El intersticio tiene una gran importancia para el funcionamiento de todos los órganos y el comportamiento de la mayoría de las enfermedades importantes.

Científicos de Escuela Universitaria de Medicina de Nueva York (EEUU) encontraron un nuevo órgano en el cuerpo humano. Se trata del llamado intersticio. Es una red de tejidos de conexión rellenos de líquido que están situados bajo la piel y que recubren a otros muchos órganos.

Hasta ahora había pasado desapercibido porque las técnicas de observación anatómica, que se centran en fijar las muestras de los tejidos con productos químicos, no permitían observarlo. En general, se hablaba de un espacio intersticial, situado entre las células, pero no de un órgano en sí.

“Este descubrimiento tiene el potencial de llevar a avances dramáticos en medicina, incluyendo la posibilidad de que tomar muestras del fluido intersticial se convierta en una potente herramienta de diagnóstico”, explicó en un comunicado Neil Theise, médico e investigador en la Escuela Universitaria de Medicina de Nueva York y coautor del estudio.

Según un artículo publicado en Scientific Reports por este y otros autores, el intersticio tiene una gran importancia para el funcionamiento de todos los órganos y el comportamiento de la mayoría de las enfermedades importantes. Entre estas, destaca el cáncer, porque en ocasiones puede propagarse a través de esta red.

Bajo la piel 

El intersticio está situado bajo la piel y recubre, al menos, el sistema digestivo, el sistema excretor, los pulmones, las arterias, las venas y los paquetes de células de las fibras musculares. De este modo, todos ellos quedan interconectados por un sistema de compartimentos de líquido.

El intersticio resulta ser uno de los mayores órganos del cuerpo humano, junto a la piel. Está compuesto por una estructura de colágeno, elastina y dos proteínas que le dan fuerza y elasticidad, respectivamente. Ambas forman un andamio que está relleno de líquido, y el resultado es que el órgano funciona como un amortiguador para los movimientos de las vísceras, músculos y vasos sanguíneos, que se producen como consecuencia del bombeo de la sangre o del movimiento natural del cuerpo.

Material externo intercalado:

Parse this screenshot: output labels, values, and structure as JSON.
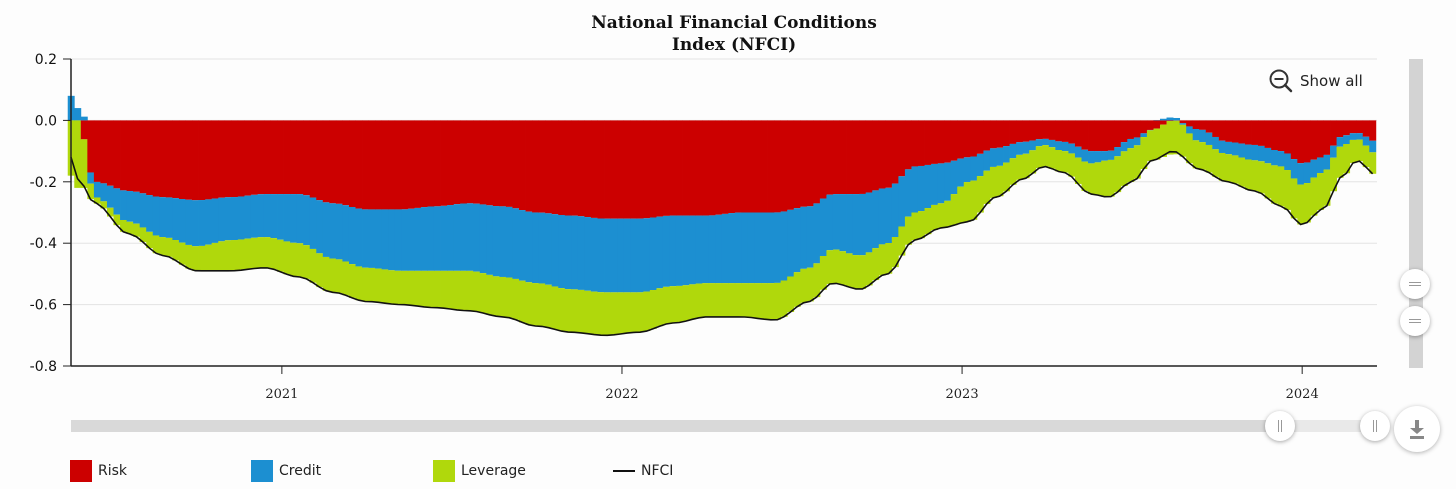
{
  "chart_data": {
    "type": "bar",
    "stacked": true,
    "title": "National Financial Conditions Index (NFCI)",
    "title_lines": [
      "National Financial Conditions",
      "Index (NFCI)"
    ],
    "ylim": [
      -0.8,
      0.2
    ],
    "y_ticks": [
      {
        "value": 0.2,
        "label": "0.2"
      },
      {
        "value": 0.0,
        "label": "0.0"
      },
      {
        "value": -0.2,
        "label": "-0.2"
      },
      {
        "value": -0.4,
        "label": "-0.4"
      },
      {
        "value": -0.6,
        "label": "-0.6"
      },
      {
        "value": -0.8,
        "label": "-0.8"
      }
    ],
    "x_range": [
      2020.38,
      2024.22
    ],
    "x_ticks": [
      {
        "value": 2021.0,
        "label": "2021"
      },
      {
        "value": 2022.0,
        "label": "2022"
      },
      {
        "value": 2023.0,
        "label": "2023"
      },
      {
        "value": 2024.0,
        "label": "2024"
      }
    ],
    "series_colors": {
      "Risk": "#cc0000",
      "Credit": "#1c8fd1",
      "Leverage": "#b0d80c",
      "NFCI": "#111111"
    },
    "points": [
      {
        "t": 2020.38,
        "risk": 0.0,
        "credit": 0.08,
        "leverage": -0.18,
        "nfci": -0.12
      },
      {
        "t": 2020.4,
        "risk": 0.0,
        "credit": 0.04,
        "leverage": -0.22,
        "nfci": -0.19
      },
      {
        "t": 2020.45,
        "risk": -0.2,
        "credit": -0.05,
        "leverage": -0.02,
        "nfci": -0.27
      },
      {
        "t": 2020.55,
        "risk": -0.23,
        "credit": -0.1,
        "leverage": -0.04,
        "nfci": -0.37
      },
      {
        "t": 2020.65,
        "risk": -0.25,
        "credit": -0.13,
        "leverage": -0.06,
        "nfci": -0.44
      },
      {
        "t": 2020.75,
        "risk": -0.26,
        "credit": -0.15,
        "leverage": -0.08,
        "nfci": -0.49
      },
      {
        "t": 2020.85,
        "risk": -0.25,
        "credit": -0.14,
        "leverage": -0.1,
        "nfci": -0.49
      },
      {
        "t": 2020.95,
        "risk": -0.24,
        "credit": -0.14,
        "leverage": -0.1,
        "nfci": -0.48
      },
      {
        "t": 2021.05,
        "risk": -0.24,
        "credit": -0.16,
        "leverage": -0.11,
        "nfci": -0.51
      },
      {
        "t": 2021.15,
        "risk": -0.27,
        "credit": -0.18,
        "leverage": -0.11,
        "nfci": -0.56
      },
      {
        "t": 2021.25,
        "risk": -0.29,
        "credit": -0.19,
        "leverage": -0.11,
        "nfci": -0.59
      },
      {
        "t": 2021.35,
        "risk": -0.29,
        "credit": -0.2,
        "leverage": -0.11,
        "nfci": -0.6
      },
      {
        "t": 2021.45,
        "risk": -0.28,
        "credit": -0.21,
        "leverage": -0.12,
        "nfci": -0.61
      },
      {
        "t": 2021.55,
        "risk": -0.27,
        "credit": -0.22,
        "leverage": -0.13,
        "nfci": -0.62
      },
      {
        "t": 2021.65,
        "risk": -0.28,
        "credit": -0.23,
        "leverage": -0.13,
        "nfci": -0.64
      },
      {
        "t": 2021.75,
        "risk": -0.3,
        "credit": -0.23,
        "leverage": -0.14,
        "nfci": -0.67
      },
      {
        "t": 2021.85,
        "risk": -0.31,
        "credit": -0.24,
        "leverage": -0.14,
        "nfci": -0.69
      },
      {
        "t": 2021.95,
        "risk": -0.32,
        "credit": -0.24,
        "leverage": -0.14,
        "nfci": -0.7
      },
      {
        "t": 2022.05,
        "risk": -0.32,
        "credit": -0.24,
        "leverage": -0.13,
        "nfci": -0.69
      },
      {
        "t": 2022.15,
        "risk": -0.31,
        "credit": -0.23,
        "leverage": -0.12,
        "nfci": -0.66
      },
      {
        "t": 2022.25,
        "risk": -0.31,
        "credit": -0.22,
        "leverage": -0.11,
        "nfci": -0.64
      },
      {
        "t": 2022.35,
        "risk": -0.3,
        "credit": -0.23,
        "leverage": -0.11,
        "nfci": -0.64
      },
      {
        "t": 2022.45,
        "risk": -0.3,
        "credit": -0.23,
        "leverage": -0.12,
        "nfci": -0.65
      },
      {
        "t": 2022.55,
        "risk": -0.28,
        "credit": -0.2,
        "leverage": -0.11,
        "nfci": -0.59
      },
      {
        "t": 2022.62,
        "risk": -0.24,
        "credit": -0.18,
        "leverage": -0.11,
        "nfci": -0.53
      },
      {
        "t": 2022.7,
        "risk": -0.24,
        "credit": -0.2,
        "leverage": -0.11,
        "nfci": -0.55
      },
      {
        "t": 2022.78,
        "risk": -0.22,
        "credit": -0.18,
        "leverage": -0.1,
        "nfci": -0.5
      },
      {
        "t": 2022.86,
        "risk": -0.15,
        "credit": -0.15,
        "leverage": -0.09,
        "nfci": -0.39
      },
      {
        "t": 2022.94,
        "risk": -0.14,
        "credit": -0.13,
        "leverage": -0.08,
        "nfci": -0.35
      },
      {
        "t": 2023.02,
        "risk": -0.12,
        "credit": -0.08,
        "leverage": -0.13,
        "nfci": -0.33
      },
      {
        "t": 2023.1,
        "risk": -0.09,
        "credit": -0.06,
        "leverage": -0.1,
        "nfci": -0.25
      },
      {
        "t": 2023.18,
        "risk": -0.07,
        "credit": -0.04,
        "leverage": -0.08,
        "nfci": -0.19
      },
      {
        "t": 2023.24,
        "risk": -0.06,
        "credit": -0.02,
        "leverage": -0.07,
        "nfci": -0.15
      },
      {
        "t": 2023.3,
        "risk": -0.07,
        "credit": -0.03,
        "leverage": -0.07,
        "nfci": -0.17
      },
      {
        "t": 2023.38,
        "risk": -0.1,
        "credit": -0.04,
        "leverage": -0.1,
        "nfci": -0.24
      },
      {
        "t": 2023.43,
        "risk": -0.1,
        "credit": -0.03,
        "leverage": -0.12,
        "nfci": -0.25
      },
      {
        "t": 2023.5,
        "risk": -0.06,
        "credit": -0.03,
        "leverage": -0.11,
        "nfci": -0.2
      },
      {
        "t": 2023.56,
        "risk": -0.03,
        "credit": 0.0,
        "leverage": -0.1,
        "nfci": -0.13
      },
      {
        "t": 2023.62,
        "risk": 0.0,
        "credit": 0.01,
        "leverage": -0.11,
        "nfci": -0.1
      },
      {
        "t": 2023.7,
        "risk": -0.03,
        "credit": -0.04,
        "leverage": -0.09,
        "nfci": -0.16
      },
      {
        "t": 2023.78,
        "risk": -0.07,
        "credit": -0.04,
        "leverage": -0.09,
        "nfci": -0.2
      },
      {
        "t": 2023.86,
        "risk": -0.08,
        "credit": -0.05,
        "leverage": -0.1,
        "nfci": -0.23
      },
      {
        "t": 2023.94,
        "risk": -0.1,
        "credit": -0.05,
        "leverage": -0.13,
        "nfci": -0.28
      },
      {
        "t": 2024.0,
        "risk": -0.14,
        "credit": -0.07,
        "leverage": -0.13,
        "nfci": -0.34
      },
      {
        "t": 2024.06,
        "risk": -0.12,
        "credit": -0.05,
        "leverage": -0.12,
        "nfci": -0.29
      },
      {
        "t": 2024.12,
        "risk": -0.05,
        "credit": -0.03,
        "leverage": -0.1,
        "nfci": -0.18
      },
      {
        "t": 2024.16,
        "risk": -0.04,
        "credit": -0.02,
        "leverage": -0.07,
        "nfci": -0.13
      },
      {
        "t": 2024.22,
        "risk": -0.07,
        "credit": -0.04,
        "leverage": -0.07,
        "nfci": -0.18
      }
    ]
  },
  "controls": {
    "show_all_label": "Show all"
  },
  "legend": {
    "risk": "Risk",
    "credit": "Credit",
    "leverage": "Leverage",
    "nfci": "NFCI"
  }
}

Además, las células que forman el intersticio producen una parte del líquido que alimenta al sistema linfático, una parte del sistema circulatorio que se encarga de transportar la linfa, y que es fundamental para drenar los líquidos corporales, el funcionamiento del sistema inmunitario en general y la respuesta de la inflamación en particular.

Arruga y envejecimiento 

Al igual que pasa en el resto del organismo, el envejecimiento deteriora al intersticio. Cuando eso ocurre, los investigadores explicaron que pierde capacidad de producir colágeno y elastina y que eso contribuye a que la piel se arrugue, los miembros se tornen rígidos y que ciertas enfermedades avancen.

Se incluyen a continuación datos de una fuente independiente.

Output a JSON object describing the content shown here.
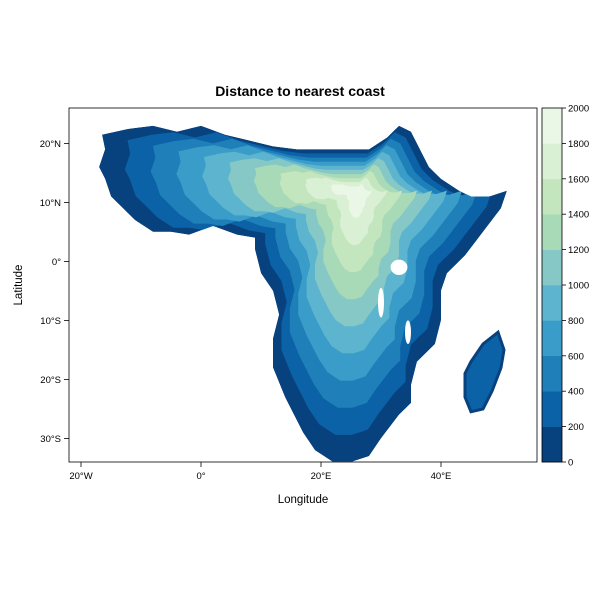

Hasta ahora, la anatomía contaba con la existencia del líquido intersticial, una porción de fluido situado entre las células, pero no con un órgano intersticial en sí mismo. Aparte de este líquido, las otras fuentes de fluidos del cuerpo están dentro de las células, en el sistema circulatorio (corazón, venas, arterias, capilares, etc) y en los vasos linfáticos.

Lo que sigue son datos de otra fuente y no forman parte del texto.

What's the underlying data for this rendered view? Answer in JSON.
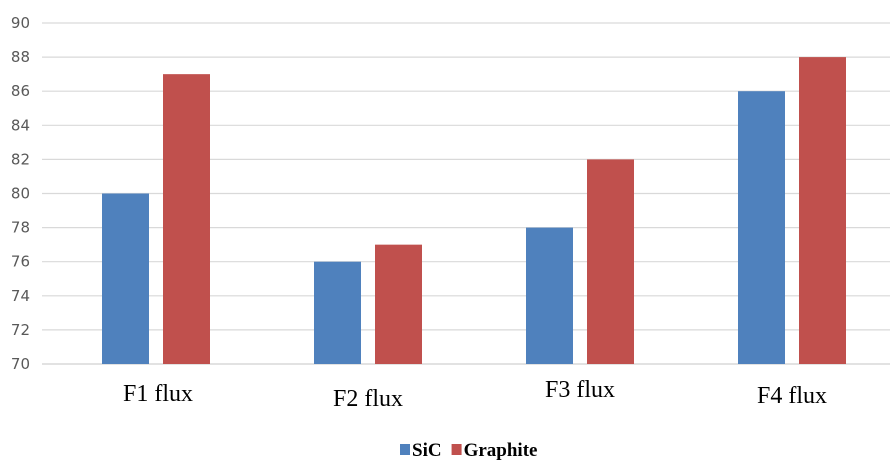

Una nueva tecnología ha podido observar el intersticio como es en realidad. Para conseguirlo, se ha usado una tecnología conocida como endomicroscopia por láser confocal, que consiste básicamente en una endoscopia en la que, en vez de una cámara, un láser y unos sensores detectan señales fluorescentes que rebotan en los tejidos, reseñó el diario ABC de España.

En este estudio, los investigadores tomaron muestras de conductos biliares justo antes de operaciones de enfermos de cáncer. Después de observar la presencia del intersticio sobre el páncreas y los conductos biliares, comenzaron a reconocerlo en otros puntos del organismo, allá donde los órganos se mueven o están comprimidos por fuerzas.

“Este descubrimiento tiene el potencial de llevar avances dramáticos en medicina, incluyendo la posibilidad de que tomar muestras del fluido intersticial se convierta en una potente herramienta de diagnóstico”, explicó en un comunicado Neil Theise, médico e investigador en la Escuela Universitaria de Medicina de Nueva York y coautor del estudio.